Now, with all of the groundwork laid, “Ten Years Later” brings many of the campers back together to show us how much (or little) they’ve changed. But it, perhaps expectedly given the format, really seems more like a sequel to the “First Day of Camp” series than the original movie that spawned it. Once again, summer camp tropes take a bit of a back seat here to an extension of the “First Day of Camp” sub-plot involving President Reagan (Michael Showalter) trying to destroy the camp, this time enlisting Michael Ian Black’s George H.W. Bush for the assist.

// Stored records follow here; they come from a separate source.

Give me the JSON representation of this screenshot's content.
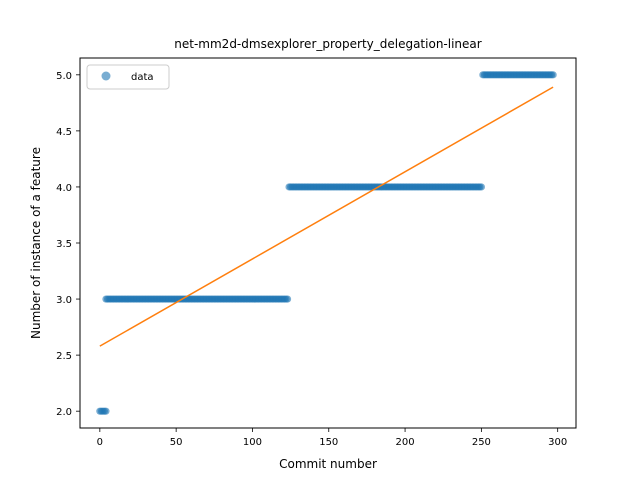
{
  "chart_data": {
    "type": "scatter",
    "title": "net-mm2d-dmsexplorer_property_delegation-linear",
    "xlabel": "Commit number",
    "ylabel": "Number of instance of a feature",
    "xlim": [
      -13,
      312
    ],
    "ylim": [
      1.85,
      5.15
    ],
    "xticks": [
      0,
      50,
      100,
      150,
      200,
      250,
      300
    ],
    "yticks": [
      2.0,
      2.5,
      3.0,
      3.5,
      4.0,
      4.5,
      5.0
    ],
    "xtick_labels": [
      "0",
      "50",
      "100",
      "150",
      "200",
      "250",
      "300"
    ],
    "ytick_labels": [
      "2.0",
      "2.5",
      "3.0",
      "3.5",
      "4.0",
      "4.5",
      "5.0"
    ],
    "grid": false,
    "legend": {
      "position": "top-left",
      "entries": [
        "data"
      ]
    },
    "series": [
      {
        "name": "data",
        "kind": "scatter",
        "color": "#1f77b4",
        "segments": [
          {
            "x_start": 0,
            "x_end": 4,
            "y": 2
          },
          {
            "x_start": 4,
            "x_end": 123,
            "y": 3
          },
          {
            "x_start": 124,
            "x_end": 250,
            "y": 4
          },
          {
            "x_start": 251,
            "x_end": 297,
            "y": 5
          }
        ]
      },
      {
        "name": "",
        "kind": "line",
        "color": "#ff7f0e",
        "x": [
          0,
          297
        ],
        "y": [
          2.58,
          4.89
        ]
      }
    ]
  }
}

“Ten Years Later” also seems to suffer from the same kind of cast scheduling issues that plagued the Netflix season of Arrested Development. For the most part, this has been written into the comedy with meta jokes like characters saying they’ll see each other again “in episode four” or with a character taking a multi-episode nap in the bunks. There’s also an amusing work around for why Bradley Cooper doesn’t appear in this season but Elizabeth Banks suffers from her entire subplot happening in isolation and perhaps was only reunited with the cast for the recreation of the “ten years later” scene from the movie.

Perhaps to account for these missing performers, the cast is filled out with additional characters from the prequel series, some of whom are even resurrected in order to explain their return. Mark Feuerstein and Sarah Burns had possibly the greatest potential with their debut here as they are positioned as a couple of campers who have always been a part of the gang, even being digitally inserted into a couple scenes from the movie as if they’d been around all along. But unfortunately they wind up existing mostly within their own subplot and feel like they were really only brought in so original camper J.J. (Zak Orth) had something to do while the rest of the original campers were off in their other isolated storylines.

If you were a fan of the the previous iterations, there’s probably still a lot for you to love here. But for me, I found myself laughing the most at some of the overtly referential humor (David Hyde Pierce’s) return as Henry in particular worked really well for me). Meanwhile, characters introduced in the “First Day of Summer” series like Donna and Yaron (Lake Bell and David Wain) that fell flat for me in that series sort of soured me to characters like Ken Marino’s Victor, simply through association in this series. But somebody else probably loved seeing them again so your comedic mileage will vary.

As someone without an overwhelming affinity for Wet Hot American Summer or its prequel series, “Ten Years Later” fell pretty much in line with what I expected. It didn’t suddenly give me a newfound love for the Camp Firewood crew, but it still delivered enough in the way of laughs that I never felt like I was wasting my time watching.